Trips to see the lava flows and eruptions of Arenal Volcano, when active, are always popular. While there are variations on a theme, most leave in the late afternoon to get you to the best viewing spot for dusk. As darkness cloaks the region, the barely visible dust plumes that skirted down the bare slopes through the day reveal themselves to be glowing lava tumbling, crashing and smashing down the volcano slopes in a spray of natural fireworks. When the volcano is active and the night is clear the sight is spectacular and the sound decidedly eerie in the dark of night.

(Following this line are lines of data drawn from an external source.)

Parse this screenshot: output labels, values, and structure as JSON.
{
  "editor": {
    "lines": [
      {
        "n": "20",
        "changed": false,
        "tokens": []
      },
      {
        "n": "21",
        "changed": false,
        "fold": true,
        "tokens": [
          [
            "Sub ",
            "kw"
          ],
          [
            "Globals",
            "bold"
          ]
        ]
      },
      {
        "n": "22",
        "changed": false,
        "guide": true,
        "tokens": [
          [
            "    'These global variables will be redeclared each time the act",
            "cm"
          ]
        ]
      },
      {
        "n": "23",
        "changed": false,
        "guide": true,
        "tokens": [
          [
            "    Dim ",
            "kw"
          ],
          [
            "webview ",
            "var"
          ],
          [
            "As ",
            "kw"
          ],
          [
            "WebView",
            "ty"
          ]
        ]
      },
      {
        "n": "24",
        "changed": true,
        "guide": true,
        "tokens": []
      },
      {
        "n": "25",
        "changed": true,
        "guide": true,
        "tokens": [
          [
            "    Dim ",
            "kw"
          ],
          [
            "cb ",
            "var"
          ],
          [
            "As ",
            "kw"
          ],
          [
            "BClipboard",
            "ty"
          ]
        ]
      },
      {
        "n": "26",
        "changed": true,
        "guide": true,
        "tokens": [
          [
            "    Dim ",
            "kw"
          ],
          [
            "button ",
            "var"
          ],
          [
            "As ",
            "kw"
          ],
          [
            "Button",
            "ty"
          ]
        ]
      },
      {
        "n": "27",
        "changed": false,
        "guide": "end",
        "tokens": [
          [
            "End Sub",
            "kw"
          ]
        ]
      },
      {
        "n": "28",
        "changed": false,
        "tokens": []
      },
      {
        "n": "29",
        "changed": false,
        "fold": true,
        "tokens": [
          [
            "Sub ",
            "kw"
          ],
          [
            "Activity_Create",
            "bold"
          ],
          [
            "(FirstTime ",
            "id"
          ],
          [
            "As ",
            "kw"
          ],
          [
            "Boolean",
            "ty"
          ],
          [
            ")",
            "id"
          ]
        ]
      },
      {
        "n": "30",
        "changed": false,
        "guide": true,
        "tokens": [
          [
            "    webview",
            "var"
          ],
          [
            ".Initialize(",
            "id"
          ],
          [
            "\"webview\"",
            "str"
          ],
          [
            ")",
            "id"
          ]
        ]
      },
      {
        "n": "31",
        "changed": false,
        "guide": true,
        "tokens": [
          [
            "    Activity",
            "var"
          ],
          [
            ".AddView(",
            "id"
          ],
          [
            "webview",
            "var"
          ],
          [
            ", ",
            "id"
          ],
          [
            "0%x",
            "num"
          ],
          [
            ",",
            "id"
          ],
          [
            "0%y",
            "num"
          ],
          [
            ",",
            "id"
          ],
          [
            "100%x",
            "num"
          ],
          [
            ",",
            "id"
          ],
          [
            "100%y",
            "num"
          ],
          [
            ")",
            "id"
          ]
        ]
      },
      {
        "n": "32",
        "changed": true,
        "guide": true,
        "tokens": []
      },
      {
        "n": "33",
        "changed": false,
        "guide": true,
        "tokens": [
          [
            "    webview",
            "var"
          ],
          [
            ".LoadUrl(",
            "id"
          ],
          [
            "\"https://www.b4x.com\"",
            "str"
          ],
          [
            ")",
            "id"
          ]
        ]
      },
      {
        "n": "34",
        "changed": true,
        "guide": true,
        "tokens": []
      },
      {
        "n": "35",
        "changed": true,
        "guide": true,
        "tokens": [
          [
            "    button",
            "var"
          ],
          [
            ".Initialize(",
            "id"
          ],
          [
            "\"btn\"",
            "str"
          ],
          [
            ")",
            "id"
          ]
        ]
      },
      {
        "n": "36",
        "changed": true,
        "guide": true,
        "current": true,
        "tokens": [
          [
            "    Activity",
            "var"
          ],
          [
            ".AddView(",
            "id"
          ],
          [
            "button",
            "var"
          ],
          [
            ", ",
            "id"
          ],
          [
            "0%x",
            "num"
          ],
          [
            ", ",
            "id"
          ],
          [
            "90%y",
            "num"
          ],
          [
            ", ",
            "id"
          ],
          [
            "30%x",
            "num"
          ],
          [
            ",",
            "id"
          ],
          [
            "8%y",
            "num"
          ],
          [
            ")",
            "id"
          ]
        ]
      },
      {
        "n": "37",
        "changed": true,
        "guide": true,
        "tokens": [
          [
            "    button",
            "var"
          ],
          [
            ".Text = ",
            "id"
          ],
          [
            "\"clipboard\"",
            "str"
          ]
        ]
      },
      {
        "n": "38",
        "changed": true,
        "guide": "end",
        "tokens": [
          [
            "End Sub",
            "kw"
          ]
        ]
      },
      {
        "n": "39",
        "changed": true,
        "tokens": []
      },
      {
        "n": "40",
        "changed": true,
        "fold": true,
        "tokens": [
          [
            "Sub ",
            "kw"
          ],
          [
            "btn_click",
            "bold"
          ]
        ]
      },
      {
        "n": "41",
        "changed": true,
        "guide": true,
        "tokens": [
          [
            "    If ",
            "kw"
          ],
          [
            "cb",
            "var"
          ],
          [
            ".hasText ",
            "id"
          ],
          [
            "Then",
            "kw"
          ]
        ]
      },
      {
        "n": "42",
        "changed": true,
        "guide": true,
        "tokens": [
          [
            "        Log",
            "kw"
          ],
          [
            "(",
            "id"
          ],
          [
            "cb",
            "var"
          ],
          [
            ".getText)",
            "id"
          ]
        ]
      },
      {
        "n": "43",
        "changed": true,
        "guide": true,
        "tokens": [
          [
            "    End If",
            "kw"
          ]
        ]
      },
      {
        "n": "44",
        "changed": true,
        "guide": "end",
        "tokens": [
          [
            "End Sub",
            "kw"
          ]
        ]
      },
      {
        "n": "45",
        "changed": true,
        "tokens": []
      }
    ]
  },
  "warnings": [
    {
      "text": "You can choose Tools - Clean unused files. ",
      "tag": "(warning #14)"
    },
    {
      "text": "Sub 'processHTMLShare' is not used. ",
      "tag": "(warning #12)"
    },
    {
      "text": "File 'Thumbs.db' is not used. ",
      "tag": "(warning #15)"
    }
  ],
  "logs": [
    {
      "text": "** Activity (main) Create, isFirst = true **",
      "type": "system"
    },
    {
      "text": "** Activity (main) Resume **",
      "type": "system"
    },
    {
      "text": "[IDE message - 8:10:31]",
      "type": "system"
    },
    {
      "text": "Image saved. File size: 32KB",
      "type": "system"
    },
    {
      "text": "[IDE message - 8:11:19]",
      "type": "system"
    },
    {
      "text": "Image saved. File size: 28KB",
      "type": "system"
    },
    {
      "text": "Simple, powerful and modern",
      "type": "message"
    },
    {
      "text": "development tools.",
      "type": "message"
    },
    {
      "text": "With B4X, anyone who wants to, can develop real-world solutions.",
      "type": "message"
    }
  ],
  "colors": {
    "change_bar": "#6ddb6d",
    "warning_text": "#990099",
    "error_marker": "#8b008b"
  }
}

Arenal was a sleeping giant until 1968 when a massive eruption devastated the western flank of the volcano killing 78 people. Since 1968 Arenal has been erupting almost continuously. A major eruption in August 2000 resulted in the death of two people who, allegedly, went beyond the advised limits. In September 2003, part of the wall of one of the active craters collapsed sending four pyroclastic avalanches down the north- west face. The National Park was evacuated for three hours as a precaution. Viewing the volcano is considered safe; however, the greater extent of lava flows has seen a more cautious approach to volcano viewing put in place. After viewing the volcano, groups usually head down to one of the nearby thermal baths for a relaxing soak before returning to Fortuna.
Beyond the volcano the park has five interesting walking trailsstarting at the national park entrance. The trails range from 25 minutes to a couple of hours in length and provide good opportunities to see heliconias, birdlife and howler monkeys.